The merchant said: "O What's-your-Name, this is no slave-woman; whoever she is, she must be the daughter of a king." - "Nonsense, fellow, I tell you she's my slave-girl." "That's impossible," answered the merchant, "she's no slave. Well, do you want to buy it or not?" And the King's Son said: "Yes."

"Well," said the merchant, "when you get back from your journey, you will give the stone to the slave-girl.
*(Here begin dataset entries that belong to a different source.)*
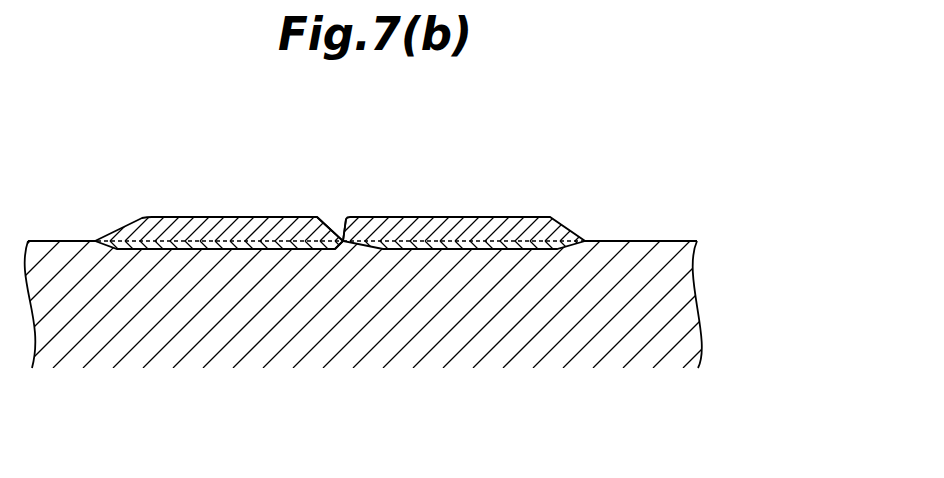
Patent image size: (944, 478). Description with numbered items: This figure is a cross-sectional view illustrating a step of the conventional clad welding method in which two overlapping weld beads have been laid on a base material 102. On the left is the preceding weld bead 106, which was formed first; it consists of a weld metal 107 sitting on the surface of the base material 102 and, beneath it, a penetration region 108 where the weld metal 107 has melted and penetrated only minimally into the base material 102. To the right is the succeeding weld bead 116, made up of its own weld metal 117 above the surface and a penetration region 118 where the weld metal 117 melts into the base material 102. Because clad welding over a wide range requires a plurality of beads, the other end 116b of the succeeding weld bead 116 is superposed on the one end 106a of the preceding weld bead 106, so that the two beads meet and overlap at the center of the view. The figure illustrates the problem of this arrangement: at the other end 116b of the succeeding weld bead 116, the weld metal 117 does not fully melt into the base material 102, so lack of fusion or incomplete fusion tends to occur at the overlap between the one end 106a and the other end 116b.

The base material 102 is at (705, 293).
The preceding weld bead 106 is at (257, 110).
The one end of the preceding weld bead 106a is at (343, 241).
The weld metal 107 is at (140, 217).
The penetration region 108 is at (213, 217).
The succeeding weld bead 116 is at (633, 108).
The other end of the succeeding weld bead 116b is at (343, 241).
The weld metal 117 is at (513, 225).
The penetration region 118 is at (580, 233).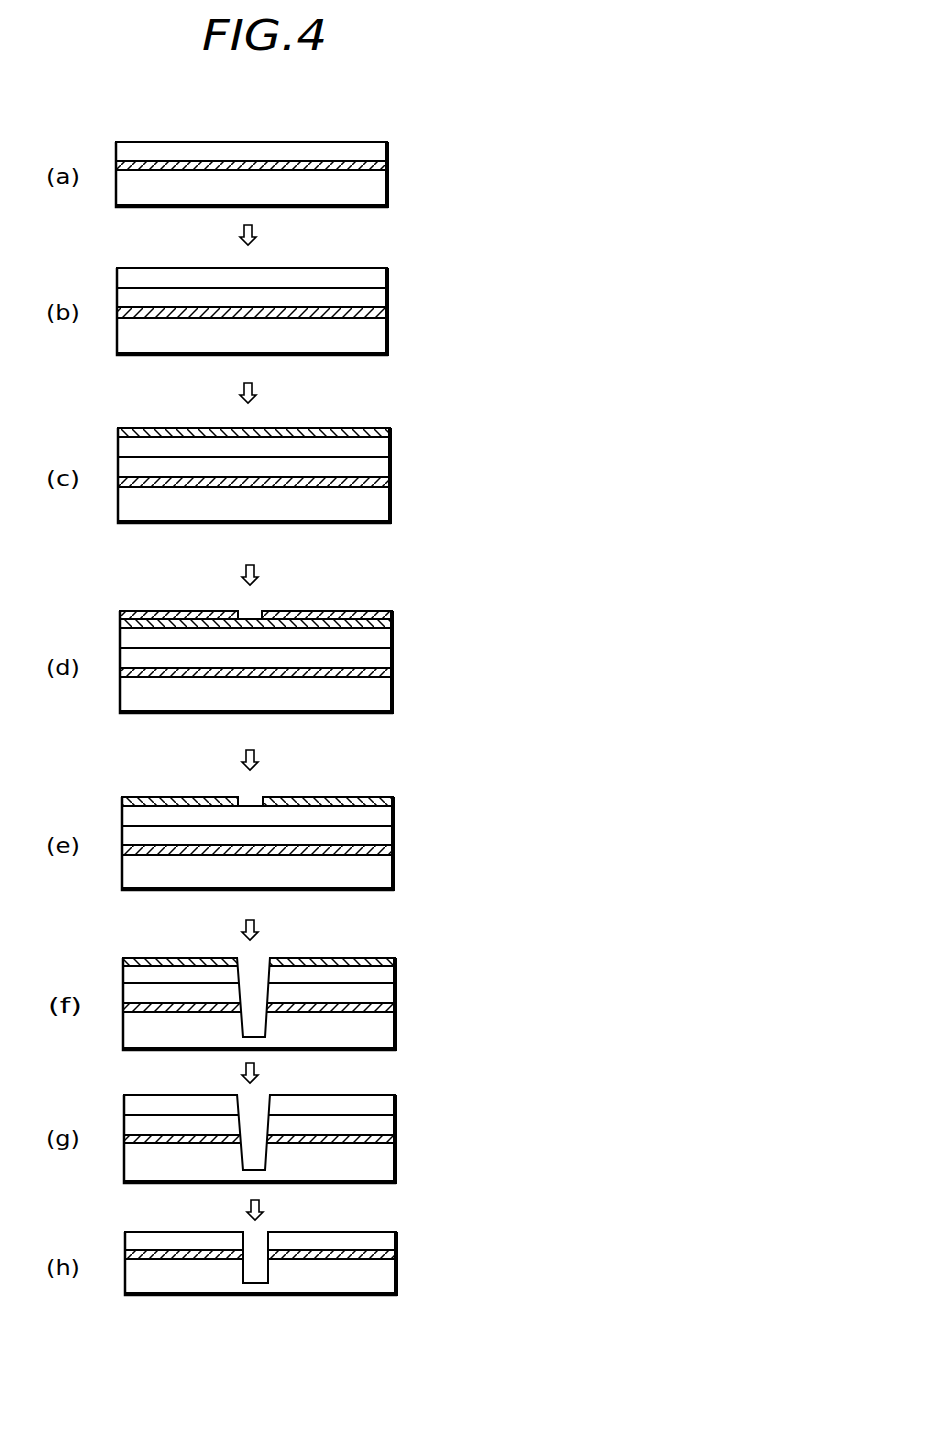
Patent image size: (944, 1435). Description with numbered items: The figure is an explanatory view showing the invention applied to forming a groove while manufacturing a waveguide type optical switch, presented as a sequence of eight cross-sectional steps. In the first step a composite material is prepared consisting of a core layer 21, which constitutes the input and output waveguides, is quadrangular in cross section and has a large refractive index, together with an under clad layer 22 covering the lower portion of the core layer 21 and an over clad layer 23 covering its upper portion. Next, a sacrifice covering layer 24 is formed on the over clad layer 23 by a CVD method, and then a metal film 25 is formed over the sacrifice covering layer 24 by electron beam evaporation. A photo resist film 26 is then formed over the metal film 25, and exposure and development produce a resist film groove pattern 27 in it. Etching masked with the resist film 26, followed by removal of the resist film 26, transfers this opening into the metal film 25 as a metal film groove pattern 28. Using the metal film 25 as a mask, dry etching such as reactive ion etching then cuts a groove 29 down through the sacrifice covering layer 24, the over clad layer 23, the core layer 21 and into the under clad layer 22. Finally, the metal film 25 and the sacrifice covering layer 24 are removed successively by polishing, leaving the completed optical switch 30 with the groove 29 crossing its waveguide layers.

The core layer 21 is at (396, 1255).
The under clad layer 22 is at (450, 1272).
The over clad layer 23 is at (396, 1235).
The sacrifice covering layer 24 is at (395, 1100).
The metal film 25 is at (395, 958).
The photo resist film 26 is at (392, 610).
The resist film groove pattern 27 is at (250, 612).
The metal film groove pattern 28 is at (250, 798).
The groove 29 is at (450, 1298).
The optical switch 30 is at (498, 1308).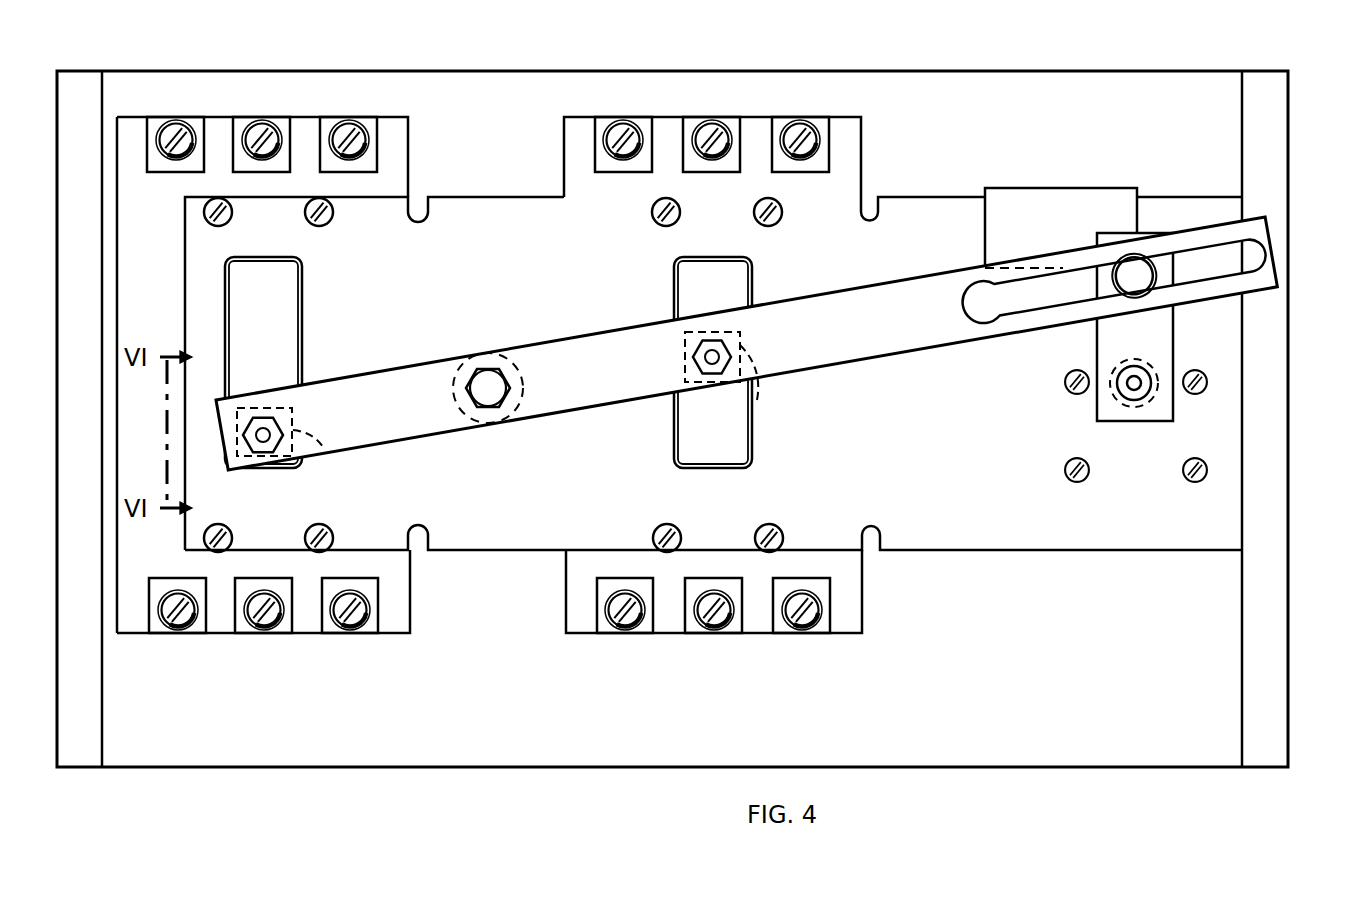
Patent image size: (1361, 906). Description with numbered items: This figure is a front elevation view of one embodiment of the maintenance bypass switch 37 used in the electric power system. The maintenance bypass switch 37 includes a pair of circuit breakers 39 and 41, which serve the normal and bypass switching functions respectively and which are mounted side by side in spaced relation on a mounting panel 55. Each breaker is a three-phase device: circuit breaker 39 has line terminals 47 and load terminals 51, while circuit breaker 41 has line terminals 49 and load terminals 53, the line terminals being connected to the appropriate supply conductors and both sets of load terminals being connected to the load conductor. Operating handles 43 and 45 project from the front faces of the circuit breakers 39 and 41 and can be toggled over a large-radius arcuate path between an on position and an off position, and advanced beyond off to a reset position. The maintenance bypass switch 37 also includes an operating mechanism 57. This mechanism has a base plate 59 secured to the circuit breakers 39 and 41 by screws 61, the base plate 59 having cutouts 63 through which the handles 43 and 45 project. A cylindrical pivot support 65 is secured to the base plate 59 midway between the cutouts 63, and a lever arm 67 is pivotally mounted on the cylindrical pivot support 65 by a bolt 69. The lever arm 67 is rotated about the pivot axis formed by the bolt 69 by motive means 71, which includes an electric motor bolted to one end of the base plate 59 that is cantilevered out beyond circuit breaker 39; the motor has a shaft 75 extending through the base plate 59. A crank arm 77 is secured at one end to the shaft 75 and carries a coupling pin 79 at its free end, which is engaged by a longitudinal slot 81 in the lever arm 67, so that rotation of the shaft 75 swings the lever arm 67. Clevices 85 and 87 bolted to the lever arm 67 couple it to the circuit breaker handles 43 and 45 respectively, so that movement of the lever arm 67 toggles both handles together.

The maintenance bypass switch 37 is at (892, 49).
The circuit breaker 39 is at (863, 160).
The circuit breaker 41 is at (408, 160).
The operating handle 43 is at (702, 295).
The operating handle 45 is at (285, 308).
The line terminals 47 is at (795, 117).
The line terminals 49 is at (350, 118).
The load terminals 51 is at (803, 632).
The load terminals 53 is at (350, 632).
The mounting panel 55 is at (485, 97).
The operating mechanism 57 is at (1297, 353).
The base plate 59 is at (962, 535).
The screws 61 is at (306, 221).
The cutouts 63 is at (238, 312).
The cylindrical pivot support 65 is at (520, 363).
The lever arm 67 is at (557, 413).
The bolt 69 is at (498, 402).
The motive means 71 is at (1110, 176).
The shaft 75 is at (1142, 392).
The crank arm 77 is at (1174, 333).
The coupling pin 79 is at (1137, 272).
The longitudinal slot 81 is at (1046, 303).
The clevis 85 is at (760, 393).
The clevis 87 is at (322, 446).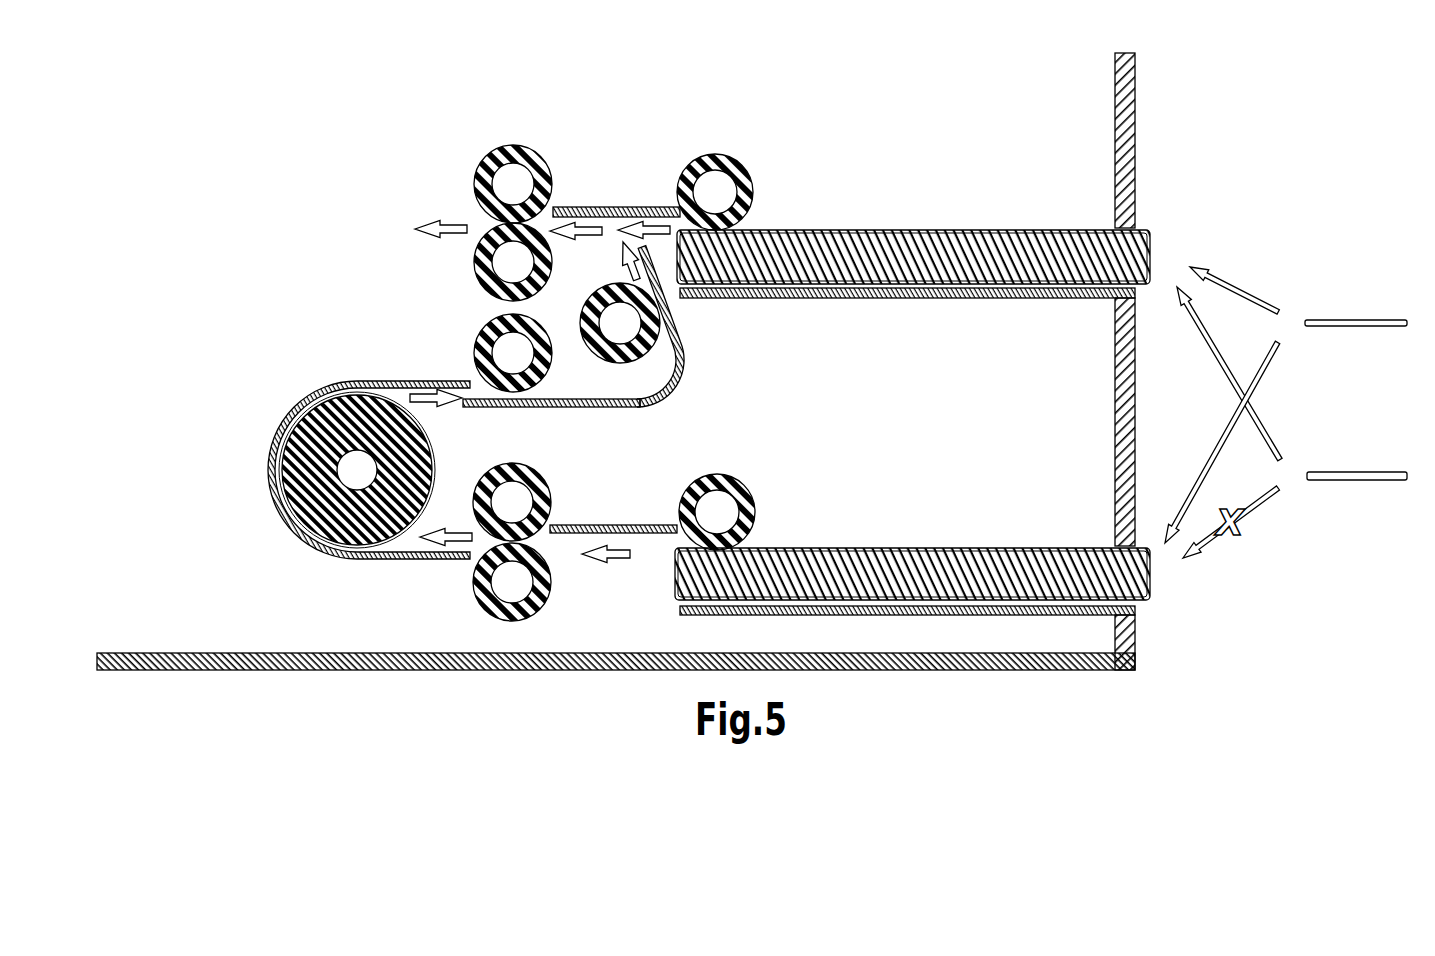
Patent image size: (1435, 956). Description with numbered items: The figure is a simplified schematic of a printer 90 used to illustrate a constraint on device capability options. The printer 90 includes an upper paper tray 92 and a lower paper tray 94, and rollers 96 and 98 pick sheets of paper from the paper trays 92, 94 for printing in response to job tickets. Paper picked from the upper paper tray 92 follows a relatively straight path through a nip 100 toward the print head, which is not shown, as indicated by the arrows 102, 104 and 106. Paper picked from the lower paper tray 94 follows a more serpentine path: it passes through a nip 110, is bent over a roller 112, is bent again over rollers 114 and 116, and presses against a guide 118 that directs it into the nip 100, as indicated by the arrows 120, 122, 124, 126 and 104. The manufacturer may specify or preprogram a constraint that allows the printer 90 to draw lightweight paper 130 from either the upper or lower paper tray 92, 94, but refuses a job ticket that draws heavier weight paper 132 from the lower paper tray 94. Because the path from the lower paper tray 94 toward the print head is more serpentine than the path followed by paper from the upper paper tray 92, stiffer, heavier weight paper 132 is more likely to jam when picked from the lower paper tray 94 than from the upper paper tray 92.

When she has finished all her work she will go and sit in a quiet corner, and you will become acquainted with her whole story; and when she has poured out all her woes she will say:

"Marten-stone, Marten-stone, You are marten, I am marten, Either you must break or I must break!"

The moment she has said this, you must run up quickly to her and grasp her firmly round the waist. If you don't hold her tight she will break, and she will die."

To make a long story short, the Prince did just as he was told, and gave the stone to the Slave-girl. As soon as all her work was done, she went into the kitchen, sprinkled water on the floor and swept it, lit her candle, and sat down in a corner on the floor. She put the marten-stone and the china doll in front of her, and began to tell them all her woes. From the very beginning, when ill-luck had overtaken her, she told the stone everything to the very end. Then she said:

"Marten-stone, Marten-stone, You are marten, I am marten, Either you must break or I must break!"

No sooner had she said these words than the King's Son came running up and grasped her firmly round the waist. Thereupon the stone burst and a little blood trickled out of it. The Prince took her in his arms and kissed her and caressed her.

Then he ordered them to take his wife, who was the wicked Slave-girl, and tie her to the tail of a wild horse and turn it loose into the desert.

When this was done he had seven cities decorated and illuminated all over again, and he solemnly married the King's Daughter, and they sat down to live their lives together.

And now my story has come to an end, but the sparrow never got home.